Pair-programming is a cheat code

pair-programming is a cheat code written on a whiteboard

I had that written on my office whiteboard for a while last year.

I had just finished working with a client for over a year where the whole team pair-programmed full-time (we also did a lot of mobbing).

I was then starting work with a new client, and I wanted to remind myself to push for pair-programming as much as possible because it is a cheat code for developers AND for businesses.

Here are some of “cheats” pair-programming gives you.

Pair-programming increases decision speed

I think this is one of the most underrated benefits of pair-programming.

When we’re building software, there are countless decisions we have to make. Those decisions take time. And frequently, they take coordination across teams. That’s really costly.

And those decisions tend to have ramifications that compound.

It’s typically cheaper for a business to change course early in the feature-development lifecycle. So, you want to arrive at the right decision as early as possible. With pair-programming, you have two people with full context able to bounce ideas off each other, challenge assumptions, and refine solutions quickly.

Compare that to finishing your feature, opening a pull-request, and waiting a few hours (or days) for someone to then question a piece of work. You go back and forth on alternatives (what you would’ve done with a pair at the moment you were coding that thing), and finally, you have to rewrite large pieces of the code because the decision made early informed the design of the whole feature.

Code-review is done in real-time with full context

It’s sad that most companies have a culture of doing code-review through pull-requests. GitHub has been a huge influence in that. And it’s a great model for low-trust environments (where PR author and reviewer don’t know each other). There’s high friction, and that’s a good thing.

But your company should be a high-trust environment. You know your team. You sync with them daily! So, to do code-review in the same slow, async way we do with open-source code seems suboptimal.

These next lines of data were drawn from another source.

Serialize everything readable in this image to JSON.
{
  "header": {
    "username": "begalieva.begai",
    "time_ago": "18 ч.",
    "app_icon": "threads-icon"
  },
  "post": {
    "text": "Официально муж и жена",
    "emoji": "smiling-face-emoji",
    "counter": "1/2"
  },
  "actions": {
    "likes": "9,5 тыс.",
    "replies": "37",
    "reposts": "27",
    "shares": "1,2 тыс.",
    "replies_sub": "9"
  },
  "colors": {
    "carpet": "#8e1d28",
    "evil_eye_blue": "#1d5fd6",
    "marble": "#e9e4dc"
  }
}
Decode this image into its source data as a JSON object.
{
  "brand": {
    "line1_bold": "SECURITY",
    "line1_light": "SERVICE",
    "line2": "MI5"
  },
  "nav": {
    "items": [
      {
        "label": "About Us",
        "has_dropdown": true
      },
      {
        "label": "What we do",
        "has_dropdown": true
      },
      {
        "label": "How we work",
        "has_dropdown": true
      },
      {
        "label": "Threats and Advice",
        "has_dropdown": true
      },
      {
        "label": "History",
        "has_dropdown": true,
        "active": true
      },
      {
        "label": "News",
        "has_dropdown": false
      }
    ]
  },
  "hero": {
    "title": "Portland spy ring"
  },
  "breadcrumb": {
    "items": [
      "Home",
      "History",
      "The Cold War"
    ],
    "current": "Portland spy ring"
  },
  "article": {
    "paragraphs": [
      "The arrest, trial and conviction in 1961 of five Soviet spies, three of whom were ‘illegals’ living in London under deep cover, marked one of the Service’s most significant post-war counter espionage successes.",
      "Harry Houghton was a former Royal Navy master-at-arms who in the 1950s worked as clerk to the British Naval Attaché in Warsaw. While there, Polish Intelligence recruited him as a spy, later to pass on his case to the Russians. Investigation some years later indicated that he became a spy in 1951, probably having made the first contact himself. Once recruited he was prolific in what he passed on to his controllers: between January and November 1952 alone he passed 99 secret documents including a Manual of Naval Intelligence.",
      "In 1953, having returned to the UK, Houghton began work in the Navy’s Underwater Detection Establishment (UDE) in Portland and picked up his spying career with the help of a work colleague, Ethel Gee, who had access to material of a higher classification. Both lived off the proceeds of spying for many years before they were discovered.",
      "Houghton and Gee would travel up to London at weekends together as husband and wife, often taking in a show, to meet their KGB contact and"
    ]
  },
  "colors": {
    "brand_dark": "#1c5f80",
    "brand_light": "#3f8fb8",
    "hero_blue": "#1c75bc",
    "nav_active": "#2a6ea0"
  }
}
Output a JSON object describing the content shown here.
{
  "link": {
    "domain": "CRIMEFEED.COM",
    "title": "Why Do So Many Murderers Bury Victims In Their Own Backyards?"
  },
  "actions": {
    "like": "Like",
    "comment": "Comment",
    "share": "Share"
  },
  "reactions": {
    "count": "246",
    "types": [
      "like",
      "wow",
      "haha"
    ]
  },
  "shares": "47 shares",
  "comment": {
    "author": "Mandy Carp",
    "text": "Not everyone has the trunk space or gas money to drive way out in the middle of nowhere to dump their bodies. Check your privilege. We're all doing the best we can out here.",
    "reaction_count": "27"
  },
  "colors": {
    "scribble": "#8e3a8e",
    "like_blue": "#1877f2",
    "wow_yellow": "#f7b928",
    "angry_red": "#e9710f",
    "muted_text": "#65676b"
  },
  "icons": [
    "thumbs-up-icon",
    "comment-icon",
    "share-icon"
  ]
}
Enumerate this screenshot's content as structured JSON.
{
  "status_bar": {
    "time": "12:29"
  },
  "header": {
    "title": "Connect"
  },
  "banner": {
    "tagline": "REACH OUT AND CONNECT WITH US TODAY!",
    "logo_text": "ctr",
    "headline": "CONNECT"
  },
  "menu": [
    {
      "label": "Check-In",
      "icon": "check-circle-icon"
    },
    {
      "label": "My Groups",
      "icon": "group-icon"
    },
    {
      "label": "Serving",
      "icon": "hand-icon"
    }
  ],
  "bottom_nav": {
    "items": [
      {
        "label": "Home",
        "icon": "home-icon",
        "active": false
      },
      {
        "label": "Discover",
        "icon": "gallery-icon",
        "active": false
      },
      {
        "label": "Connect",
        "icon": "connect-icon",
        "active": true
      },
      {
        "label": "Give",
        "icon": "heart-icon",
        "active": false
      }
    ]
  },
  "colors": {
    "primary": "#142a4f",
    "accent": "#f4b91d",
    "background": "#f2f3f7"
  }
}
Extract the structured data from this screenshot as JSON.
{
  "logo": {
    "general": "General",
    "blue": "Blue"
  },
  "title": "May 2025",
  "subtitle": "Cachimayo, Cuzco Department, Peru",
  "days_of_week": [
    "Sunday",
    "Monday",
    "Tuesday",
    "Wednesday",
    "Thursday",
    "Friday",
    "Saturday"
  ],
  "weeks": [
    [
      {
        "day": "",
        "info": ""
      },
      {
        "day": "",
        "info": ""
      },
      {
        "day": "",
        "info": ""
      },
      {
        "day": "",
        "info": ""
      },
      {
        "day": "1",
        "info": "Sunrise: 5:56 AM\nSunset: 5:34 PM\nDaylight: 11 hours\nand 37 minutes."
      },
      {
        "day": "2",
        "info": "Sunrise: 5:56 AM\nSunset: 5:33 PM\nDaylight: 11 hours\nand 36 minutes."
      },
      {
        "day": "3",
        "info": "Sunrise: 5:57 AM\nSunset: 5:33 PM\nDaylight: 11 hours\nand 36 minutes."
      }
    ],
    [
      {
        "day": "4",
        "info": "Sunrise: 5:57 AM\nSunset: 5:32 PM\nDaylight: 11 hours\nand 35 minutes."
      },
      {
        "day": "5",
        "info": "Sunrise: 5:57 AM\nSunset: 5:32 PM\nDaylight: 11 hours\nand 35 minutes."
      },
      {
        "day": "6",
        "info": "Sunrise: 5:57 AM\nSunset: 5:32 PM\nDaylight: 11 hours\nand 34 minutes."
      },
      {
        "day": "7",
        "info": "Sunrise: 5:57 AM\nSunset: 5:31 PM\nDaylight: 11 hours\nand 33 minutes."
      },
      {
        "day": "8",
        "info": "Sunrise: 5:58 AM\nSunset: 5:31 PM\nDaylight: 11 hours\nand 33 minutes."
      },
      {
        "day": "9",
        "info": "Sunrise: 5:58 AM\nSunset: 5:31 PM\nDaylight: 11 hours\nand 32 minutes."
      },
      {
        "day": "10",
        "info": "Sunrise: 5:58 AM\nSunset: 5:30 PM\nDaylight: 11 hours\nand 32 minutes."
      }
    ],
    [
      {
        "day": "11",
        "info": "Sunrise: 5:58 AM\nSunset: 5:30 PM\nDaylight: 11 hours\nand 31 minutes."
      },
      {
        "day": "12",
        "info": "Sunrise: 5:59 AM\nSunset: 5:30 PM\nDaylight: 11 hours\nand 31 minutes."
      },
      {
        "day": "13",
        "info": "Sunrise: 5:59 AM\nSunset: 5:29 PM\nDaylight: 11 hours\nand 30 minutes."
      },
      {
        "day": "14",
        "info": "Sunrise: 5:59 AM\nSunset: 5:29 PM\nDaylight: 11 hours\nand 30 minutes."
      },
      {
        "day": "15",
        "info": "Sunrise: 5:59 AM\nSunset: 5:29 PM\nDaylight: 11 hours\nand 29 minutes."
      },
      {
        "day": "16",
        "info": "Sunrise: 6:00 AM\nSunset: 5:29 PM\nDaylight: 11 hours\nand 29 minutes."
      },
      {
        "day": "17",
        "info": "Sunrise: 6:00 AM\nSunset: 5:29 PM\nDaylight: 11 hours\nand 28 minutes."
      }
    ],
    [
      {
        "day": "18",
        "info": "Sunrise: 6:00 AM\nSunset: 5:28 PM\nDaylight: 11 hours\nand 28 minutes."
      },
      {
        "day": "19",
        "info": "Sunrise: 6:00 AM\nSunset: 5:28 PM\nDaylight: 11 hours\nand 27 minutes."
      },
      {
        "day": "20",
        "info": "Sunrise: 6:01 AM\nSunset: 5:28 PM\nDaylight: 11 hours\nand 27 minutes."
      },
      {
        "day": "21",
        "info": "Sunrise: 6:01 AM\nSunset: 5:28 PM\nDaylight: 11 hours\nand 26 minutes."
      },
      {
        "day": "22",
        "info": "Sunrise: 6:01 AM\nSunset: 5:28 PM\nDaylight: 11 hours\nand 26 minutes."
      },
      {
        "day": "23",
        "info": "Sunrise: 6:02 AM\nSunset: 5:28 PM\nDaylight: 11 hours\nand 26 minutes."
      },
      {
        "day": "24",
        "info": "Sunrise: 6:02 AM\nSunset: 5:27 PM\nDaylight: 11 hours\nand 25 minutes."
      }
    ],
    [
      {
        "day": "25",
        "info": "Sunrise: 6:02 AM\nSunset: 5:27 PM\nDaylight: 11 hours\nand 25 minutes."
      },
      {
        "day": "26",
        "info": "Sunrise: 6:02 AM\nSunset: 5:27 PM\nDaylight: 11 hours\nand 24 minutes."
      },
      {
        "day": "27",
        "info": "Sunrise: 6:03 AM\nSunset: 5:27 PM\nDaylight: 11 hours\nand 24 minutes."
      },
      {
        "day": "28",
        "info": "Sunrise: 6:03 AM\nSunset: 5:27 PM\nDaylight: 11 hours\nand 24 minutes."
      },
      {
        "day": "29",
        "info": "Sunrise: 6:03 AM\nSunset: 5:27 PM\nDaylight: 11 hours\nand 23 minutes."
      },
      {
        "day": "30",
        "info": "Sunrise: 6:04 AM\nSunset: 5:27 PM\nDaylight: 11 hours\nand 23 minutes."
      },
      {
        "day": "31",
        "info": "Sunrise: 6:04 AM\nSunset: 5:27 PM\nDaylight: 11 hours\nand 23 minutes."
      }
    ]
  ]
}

And when you’re reviewing a pull-request, you’re often missing context for the work that’s being done, decisions made along the way, and sometimes why the team is even building a given feature. So, as the reviewer, you have to either gain a lot of context to review the code well, or your review is worse than it would be if you had all that context.

Well, do you know who has all that context? The pair. And the pair can review the code as they write it.

That doesn’t mean others can’t look at the code. If you’re working on something gnarly that you want more eyes on, you can always tap another pair and ask them to do a review on a call. All of a sudden you have 4 people (2 pairs) reviewing the code while it’s being written. Very effective and efficient.

Knowledge transfer happens naturally

In programming, we’re always talking about the bus factor or domain knowledge silos. We don’t want a single developer to “own” a piece of code, and if they leave the company, get sick, or get hit by a bus, nobody else knows how to touch it.

(Also, note that they’re likely the only person who can review PRs related to that area of the codebase. Makes that PR problem even worse!)

So, teams tend to need to put a lot of effort into artifacts (documentation, videos, etc.) that can share that knowledge with other developers in case that bus really comes.

But documentation is costly and at best a proxy. Usually, it’s out of date and incomplete.

The code is the source of truth and the full specification of what our application currently does. So, it would be nice if we could rely on that. Of course, it takes time for people to gain knowledge of a particular domain in the codebase.

That’s where switching pairs frequently helps tremendously.

If you frequently switch who you pair with, that siloed context is immediately spread out across the team. The more you switch pairs, the more the context spreads. You don’t have to do anything special (other than rotate pairs).

Pair-programming is the best way to teach junior developers

And since sharing context is so easy with pair-programming, it’s also one of the best ways to teach junior developers. I’ve seen junior developers get good at an alarmingly fast pace. And they’ll ask the best questions, questions that frankly make you (the senior developer) better at your craft.

Pair-programming helps developers learn better ways to work and solve problems

The previous point leads to this one.

When you’re pair-programming, people have insight into how you work, not just the final code in a pull-request. That is phenomenal for two reasons:

  • a) Others learn from things you do. Things they didn’t even know were possible! It opens minds to whole new categories.

  • b) You learn from questions your pair asks! It’s amazing how a simple question can lead you to realize you haven’t re-evaluated the best way to solve a problem in many years.

(And note that we’re all switching between (a) and (b) all the time. I learn from you and you learn from me. And we both ask questions of each other.)

Is it still useful in an AI world?

Yes, yes it is!

Programming with AI is changing rapidly. How can your team learn to use these new tools as fast as possible?

I think there’s no better way to do that (and to develop best practices) than to pair a lot and rotate pairs frequently.

Think about it the other way. The more you silo information by not pairing, the slower the spread of knowledge and good practices. So, pair-programming is even more (not less) useful in this world full of LLMs.

Give it a try

There are more reasons why pair-programming is a cheat code, but hopefully those are good enough to give you a taste of the value it can bring to your team.

If your team doesn’t do pair-programming, I encourage you to give it a real try. Read a little about how to do it well (and there are ways to do it well and ways to do it poorly). And stick with it. It’s a skill that needs to be learned, so don’t expect to be immediately proficient at it.